I wanted to write a setting with ties to the Regency era (if you squint a little, maybe get a new pair of glasses), but also pepper in some modern vocabulary and expressions so that it wasn’t really. I wanted to write about sex, but intimately rather than explicitly. I wanted healthy and unhealthy relationships, filtered through my own experiences of what I think happiness ought to look like.

I’m a huge fan of vampires and gothic fiction, and spent a distressing majority of my childhood playing games like Castlevania and Vampire the Masquerade on as many consoles as I could get my hands on, so of course I wanted them romantic, vicious, but still human in many ways. I started reading horror early (Stephen King’s Pet Sematary at seven years old, which my parents weren’t necessarily happy about despite constantly encouraging me to read). From there I’ve read, watched, and found favourites in The Vampire Lestat, Vampire Hunter D, Salem’s Lot, Vampire Princess Miyu, Buffy. There were so many subversions of what vampires ought and ought not to be, and I wanted to put my own stamp into a genre that I have loved for so long, just to show my appreciation of all these vampires I adore.

And this is the result of all those eccentricities.

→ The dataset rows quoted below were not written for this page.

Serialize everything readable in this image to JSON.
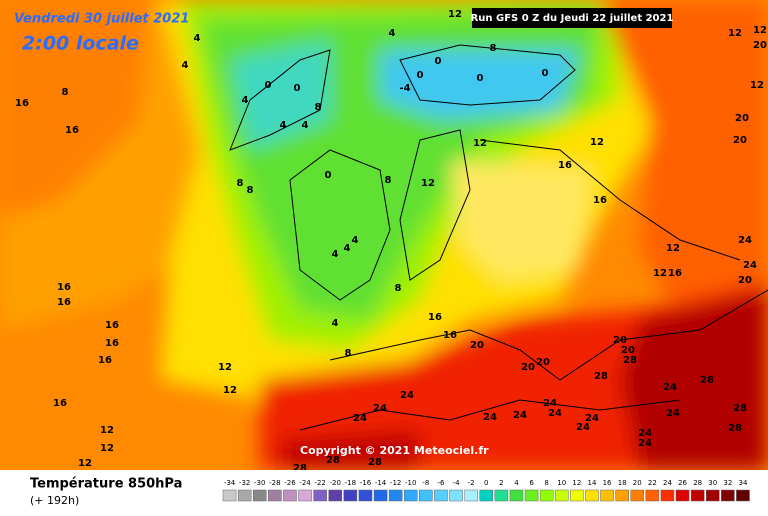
{
  "header": {
    "title": "Vendredi 30 juillet 2021",
    "subtitle": "2:00 locale"
  },
  "run_info": "Run GFS 0 Z du Jeudi 22 juillet 2021",
  "copyright": "Copyright © 2021 Meteociel.fr",
  "legend": {
    "title": "Température 850hPa",
    "subtitle": "(+ 192h)",
    "scale": [
      {
        "value": -34,
        "color": "#c8c8c8"
      },
      {
        "value": -32,
        "color": "#a8a8a8"
      },
      {
        "value": -30,
        "color": "#888888"
      },
      {
        "value": -28,
        "color": "#a080a0"
      },
      {
        "value": -26,
        "color": "#c090c0"
      },
      {
        "value": -24,
        "color": "#d8a8d8"
      },
      {
        "value": -22,
        "color": "#8060c0"
      },
      {
        "value": -20,
        "color": "#6040a8"
      },
      {
        "value": -18,
        "color": "#4040c0"
      },
      {
        "value": -16,
        "color": "#3050d8"
      },
      {
        "value": -14,
        "color": "#2068e8"
      },
      {
        "value": -12,
        "color": "#2088f0"
      },
      {
        "value": -10,
        "color": "#30a8ff"
      },
      {
        "value": -8,
        "color": "#40c0ff"
      },
      {
        "value": -6,
        "color": "#58d0ff"
      },
      {
        "value": -4,
        "color": "#80e0ff"
      },
      {
        "value": -2,
        "color": "#a8f0ff"
      },
      {
        "value": 0,
        "color": "#00d0c0"
      },
      {
        "value": 2,
        "color": "#20e090"
      },
      {
        "value": 4,
        "color": "#40e040"
      },
      {
        "value": 6,
        "color": "#68f020"
      },
      {
        "value": 8,
        "color": "#90ff00"
      },
      {
        "value": 10,
        "color": "#c8ff00"
      },
      {
        "value": 12,
        "color": "#f0ff00"
      },
      {
        "value": 14,
        "color": "#ffe000"
      },
      {
        "value": 16,
        "color": "#ffc000"
      },
      {
        "value": 18,
        "color": "#ffa000"
      },
      {
        "value": 20,
        "color": "#ff8000"
      },
      {
        "value": 22,
        "color": "#ff6000"
      },
      {
        "value": 24,
        "color": "#ff3000"
      },
      {
        "value": 26,
        "color": "#e00000"
      },
      {
        "value": 28,
        "color": "#c00000"
      },
      {
        "value": 30,
        "color": "#a00000"
      },
      {
        "value": 32,
        "color": "#800000"
      },
      {
        "value": 34,
        "color": "#600000"
      }
    ]
  },
  "map_labels": [
    16,
    8,
    16,
    16,
    16,
    16,
    16,
    16,
    16,
    12,
    12,
    12,
    12,
    12,
    4,
    8,
    8,
    16,
    16,
    20,
    20,
    20,
    28,
    24,
    24,
    24,
    24,
    24,
    24,
    24,
    24,
    24,
    24,
    24,
    28,
    28,
    28,
    24,
    24,
    28,
    28,
    28,
    4,
    0,
    0,
    4,
    4,
    8,
    0,
    8,
    4,
    4,
    4,
    8,
    8,
    0,
    -4,
    0,
    0,
    8,
    0,
    12,
    16,
    16,
    12,
    12,
    12,
    12,
    16,
    20,
    24,
    24,
    20,
    20,
    12,
    12,
    12,
    20,
    20,
    20,
    28,
    12,
    4,
    4,
    4
  ]
}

It’s strange to say that Silver Under Nightfall is all about humanity when there are kindred crawling out from every corner of this book. But vampires are all about being outsiders in a place where you don’t always feel like you belong, and it’s that otherness that both repels and attracts me, as I think it does so many the world over. Most importantly, I just wanted to write about something fun, and this is what fun looks like to me. Thank you so much for going on this mad journey with Remy, Xiaodan, and Zidan, and I hope you enjoyed the ride!